Starwood Reports Third Quarter

Starwood Hotels & Resorts Worldwide, Inc. (NYSE: HOT) (“Starwood” or the “Company”) today reported results for the third quarter of 2002.

Third Quarter Financial Results:
-  EPS was $0.26 excluding special items, an increase of 62.5% compared to $0.16 in 2001. EPS including special items was also $0.26, an increase of 85.7% compared to $0.14 in 2001. 
-  Total revenues of $970 million, excluding other revenues from managed and franchised properties, increased slightly when compared to 2001 levels. REVPAR for Same-Store Owned Hotels decreased 2.7% in North America and 2.4% worldwide when compared to 2001. 
-  Total Company EBITDA was $276 million, a decrease of 4.2% compared to $288 million in 2001. EBITDA at Comparable Owned Hotels worldwide decreased 6.2% to $211 million. EBITDA at Comparable Owned Hotels in North America decreased 7.4% to $132 million. 
-  Total Company EBITDA margin was approximately 28.5% in the third quarter of 2002 compared to 29.8% in 2001. 
Third Quarter Ended September 30, 2002: EPS was $0.26, excluding special items of approximately $2 million (after-tax), an increase of 62.5% compared to EPS of $0.16 in 2001, which excluded $3 million (after-tax) of special items. EPS, including these special items, was also $0.26 in 2002, an increase of 85.7% compared to $0.14 in 2001. Total revenues increased $5 million to $970 million when compared to the same period of 2001. Operating income was $130 million compared to $135 million in the same period of 2001 and income from continuing operations was $52 million as compared to $30 million in the same period of 2001. Results continued to be adversely impacted by the weakened worldwide economic environment.
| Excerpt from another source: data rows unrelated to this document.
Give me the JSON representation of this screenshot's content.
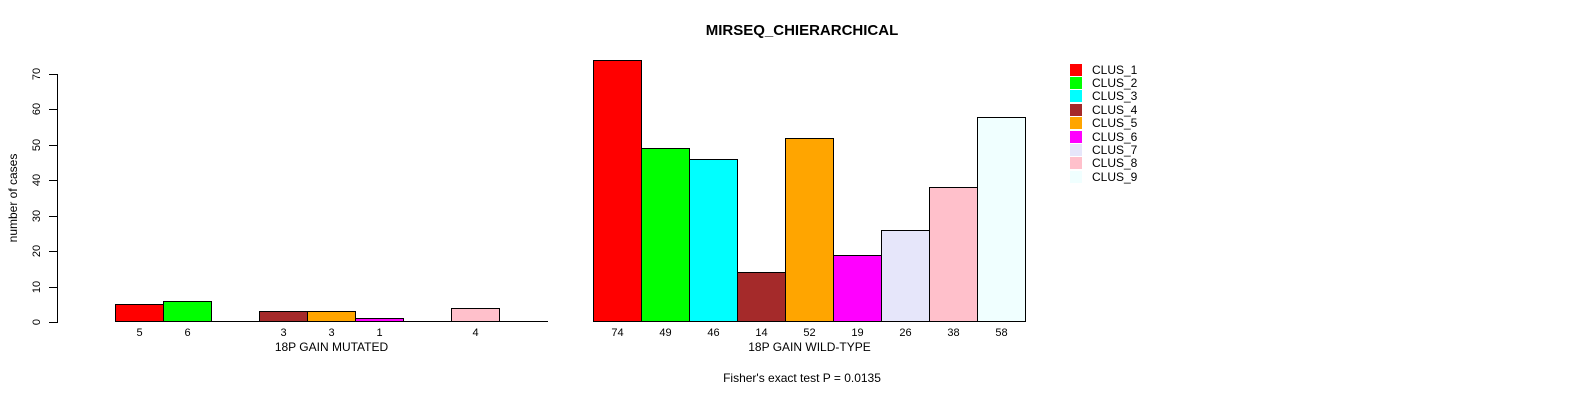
{
  "chart_data": {
    "type": "bar",
    "title": "MIRSEQ_CHIERARCHICAL",
    "ylabel": "number of cases",
    "xlabel": "",
    "ylim": [
      0,
      70
    ],
    "yticks": [
      0,
      10,
      20,
      30,
      40,
      50,
      60,
      70
    ],
    "grid": false,
    "legend_position": "right",
    "series": [
      {
        "name": "CLUS_1",
        "color": "#FF0000"
      },
      {
        "name": "CLUS_2",
        "color": "#00FF00"
      },
      {
        "name": "CLUS_3",
        "color": "#00FFFF"
      },
      {
        "name": "CLUS_4",
        "color": "#A52A2A"
      },
      {
        "name": "CLUS_5",
        "color": "#FFA500"
      },
      {
        "name": "CLUS_6",
        "color": "#FF00FF"
      },
      {
        "name": "CLUS_7",
        "color": "#E6E6FA"
      },
      {
        "name": "CLUS_8",
        "color": "#FFC0CB"
      },
      {
        "name": "CLUS_9",
        "color": "#F0FFFF"
      }
    ],
    "groups": [
      {
        "label": "18P GAIN MUTATED",
        "values": [
          5,
          6,
          0,
          3,
          3,
          1,
          0,
          4,
          0
        ]
      },
      {
        "label": "18P GAIN WILD-TYPE",
        "values": [
          74,
          49,
          46,
          14,
          52,
          19,
          26,
          38,
          58
        ]
      }
    ],
    "footnote": "Fisher's exact test P = 0.0135",
    "colors": {
      "bar_border": "#000000",
      "axis": "#000000",
      "text": "#000000",
      "background": "#FFFFFF"
    }
  }
}
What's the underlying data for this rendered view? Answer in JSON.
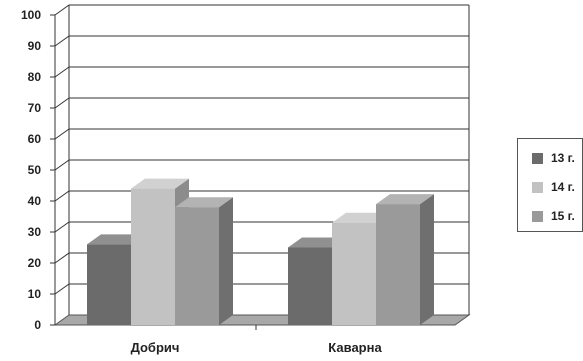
{
  "chart_data": {
    "type": "bar",
    "categories": [
      "Добрич",
      "Каварна"
    ],
    "series": [
      {
        "name": "13 г.",
        "values": [
          26,
          25
        ],
        "color": "#6b6b6b"
      },
      {
        "name": "14 г.",
        "values": [
          44,
          33
        ],
        "color": "#c2c2c2"
      },
      {
        "name": "15 г.",
        "values": [
          38,
          39
        ],
        "color": "#9a9a9a"
      }
    ],
    "ylim": [
      0,
      100
    ],
    "yticks": [
      "0",
      "10",
      "20",
      "30",
      "40",
      "50",
      "60",
      "70",
      "80",
      "90",
      "100"
    ],
    "grid": true,
    "style": "3d-clustered-column",
    "legend_position": "right"
  }
}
Results benefited from a reduced tax rate and from a $16 million after-tax reduction in goodwill amortization as a result of a new accounting rule pertaining to goodwill and intangible assets that became effective on January 1, 2002, offset by an increase in depreciation expense of $15 million pretax or 13.8% when compared to the third quarter of 2001 due to prior year`s renovation programs, the repositioning and acquisition of certain hotels and investments in technology.
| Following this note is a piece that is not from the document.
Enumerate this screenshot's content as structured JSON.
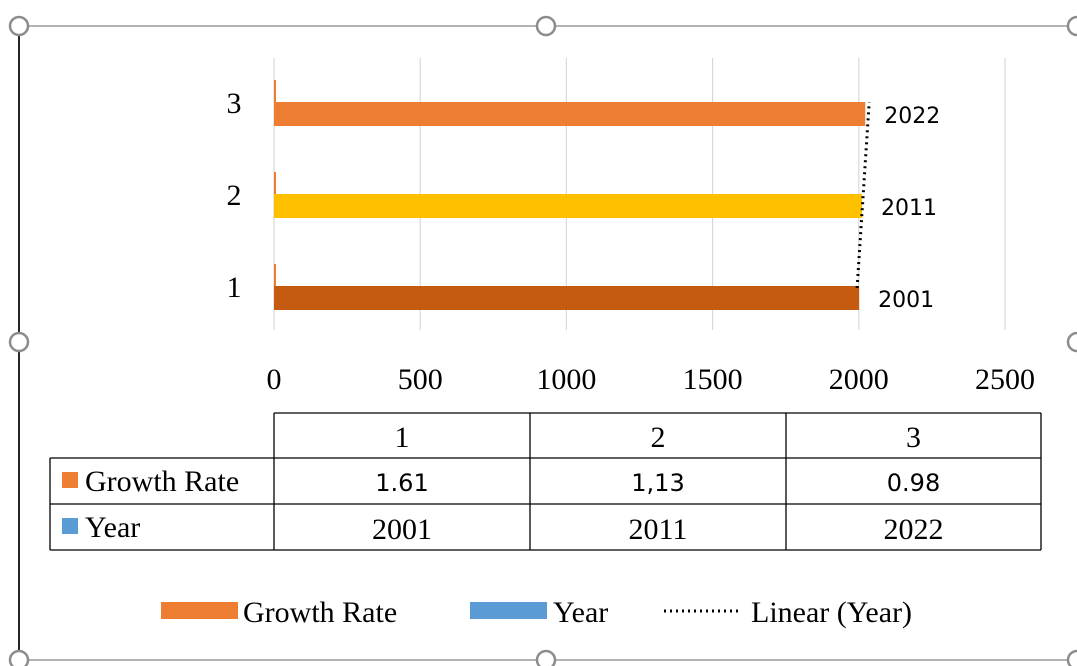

Nine Months Ended September 30, 2002: For the nine months ended September 30, 2002, total revenues were $2.9 billion when compared to $3.1 billion in the same period in 2001. EPS excluding net benefits for special items of $4 million (after-tax) in 2002 and net charges of $8 million (after-tax) in 2001 was $0.76, compared to EPS of $1.00 in the corresponding period in 2001. EPS including these special items was $0.78 compared to $0.96 in 2001 and EPS including discontinued operations was $1.29 compared to $0.96 in 2001. Income from continuing operations decreased to $160 million compared to $199 million in the same period of 2001.
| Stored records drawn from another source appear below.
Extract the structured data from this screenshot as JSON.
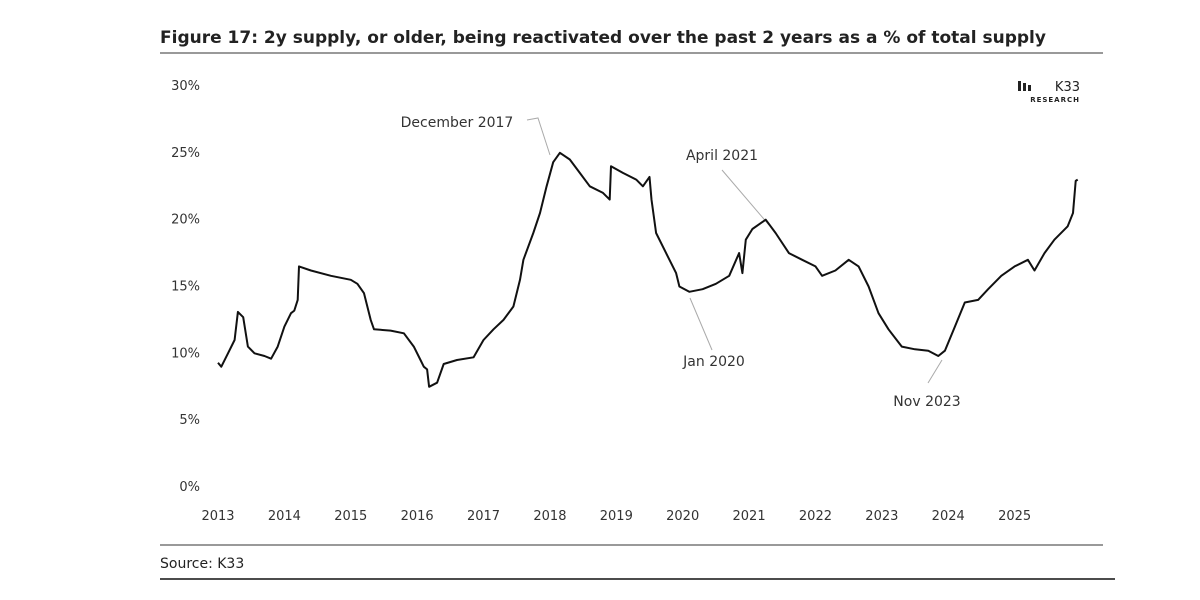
{
  "chart_data": {
    "type": "line",
    "title": "Figure 17: 2y supply, or older, being reactivated over the past 2 years as a % of total supply",
    "source": "Source: K33",
    "logo": {
      "name": "K33",
      "sub": "RESEARCH"
    },
    "annotations": [
      "December 2017",
      "April 2021",
      "Jan 2020",
      "Nov 2023"
    ],
    "xlim": [
      2013,
      2026
    ],
    "xticks": [
      2013,
      2014,
      2015,
      2016,
      2017,
      2018,
      2019,
      2020,
      2021,
      2022,
      2023,
      2024,
      2025
    ],
    "ylim": [
      0,
      30
    ],
    "yticks": [
      {
        "value": 0,
        "label": "0%"
      },
      {
        "value": 5,
        "label": "5%"
      },
      {
        "value": 10,
        "label": "10%"
      },
      {
        "value": 15,
        "label": "15%"
      },
      {
        "value": 20,
        "label": "20%"
      },
      {
        "value": 25,
        "label": "25%"
      },
      {
        "value": 30,
        "label": "30%"
      }
    ],
    "grid": false,
    "series": [
      {
        "color": "#111111",
        "x": [
          2013.0,
          2013.05,
          2013.15,
          2013.25,
          2013.3,
          2013.38,
          2013.45,
          2013.55,
          2013.7,
          2013.8,
          2013.9,
          2014.0,
          2014.1,
          2014.15,
          2014.2,
          2014.22,
          2014.4,
          2014.7,
          2015.0,
          2015.1,
          2015.2,
          2015.3,
          2015.35,
          2015.6,
          2015.8,
          2015.95,
          2016.05,
          2016.1,
          2016.15,
          2016.18,
          2016.3,
          2016.4,
          2016.6,
          2016.85,
          2017.0,
          2017.15,
          2017.3,
          2017.45,
          2017.55,
          2017.6,
          2017.75,
          2017.85,
          2017.95,
          2018.05,
          2018.15,
          2018.3,
          2018.45,
          2018.6,
          2018.8,
          2018.9,
          2018.92,
          2019.1,
          2019.3,
          2019.4,
          2019.5,
          2019.53,
          2019.6,
          2019.75,
          2019.9,
          2019.95,
          2020.1,
          2020.3,
          2020.5,
          2020.7,
          2020.85,
          2020.9,
          2020.95,
          2021.05,
          2021.25,
          2021.4,
          2021.6,
          2021.8,
          2022.0,
          2022.1,
          2022.3,
          2022.5,
          2022.65,
          2022.8,
          2022.95,
          2023.1,
          2023.3,
          2023.5,
          2023.7,
          2023.85,
          2023.95,
          2024.1,
          2024.25,
          2024.45,
          2024.6,
          2024.8,
          2025.0,
          2025.2,
          2025.3,
          2025.45,
          2025.6,
          2025.8,
          2025.88,
          2025.92,
          2025.95
        ],
        "values": [
          9.3,
          9.0,
          10,
          11,
          13.1,
          12.7,
          10.5,
          10.0,
          9.8,
          9.6,
          10.5,
          12,
          13,
          13.2,
          14,
          16.5,
          16.2,
          15.8,
          15.5,
          15.2,
          14.5,
          12.5,
          11.8,
          11.7,
          11.5,
          10.5,
          9.5,
          9.0,
          8.8,
          7.5,
          7.8,
          9.2,
          9.5,
          9.7,
          11,
          11.8,
          12.5,
          13.5,
          15.5,
          17,
          19,
          20.5,
          22.5,
          24.3,
          25.0,
          24.5,
          23.5,
          22.5,
          22.0,
          21.5,
          24,
          23.5,
          23.0,
          22.5,
          23.2,
          21.5,
          19,
          17.5,
          16,
          15,
          14.6,
          14.8,
          15.2,
          15.8,
          17.5,
          16.0,
          18.5,
          19.3,
          20.0,
          19.0,
          17.5,
          17.0,
          16.5,
          15.8,
          16.2,
          17.0,
          16.5,
          15.0,
          13.0,
          11.8,
          10.5,
          10.3,
          10.2,
          9.8,
          10.2,
          12,
          13.8,
          14.0,
          14.8,
          15.8,
          16.5,
          17.0,
          16.2,
          17.5,
          18.5,
          19.5,
          20.5,
          22.9,
          23.0
        ]
      }
    ]
  }
}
Comments from the CEO: Barry S. Sternlicht, Chairman and CEO said, “The global economic environment is challenging as business and trans-oceanic travel remain depressed. In the third quarter, the absence of these sectors hit our urban portfolio particularly hard. Given the uncertainty, we are more focused than ever on the risks and rewards of our capital and investment spend, and managing our cost structure as we enter 2003. As booking patterns remain short and transient demand is buffeted by news events, we expect to drive earnings and cash flow through additional cost containment and strategic spend while we continue to strengthen our brands. Though we are not pleased with every brand`s performance in the quarter, our overall company market share actually increased slightly since December of 2001.”

“To that end, in mid-September we introduced the Sheraton Service Promise where we guarantee customer satisfaction to wide customer acclaim. Though it`s too early to draw firm conclusions, in the first three weeks of October, Sheraton`s REVPAR index has improved 200 basis points.”


Concluding, Mr. Sternlicht said, “With our recent internal reorganization into essentially a real estate and an operating company, we are more committed than ever to unlocking the considerable value in our asset base through increased divestitures and careful investment spending. A significant bright spot for our company is our rapid expansion of our distribution base across Asia where this year alone we have signed 10 full service hotel agreements in addition to our sector leading 85 operating hotels. We expect to increase that pace of growth across all our brands going into 2003 with minimal capital investment.”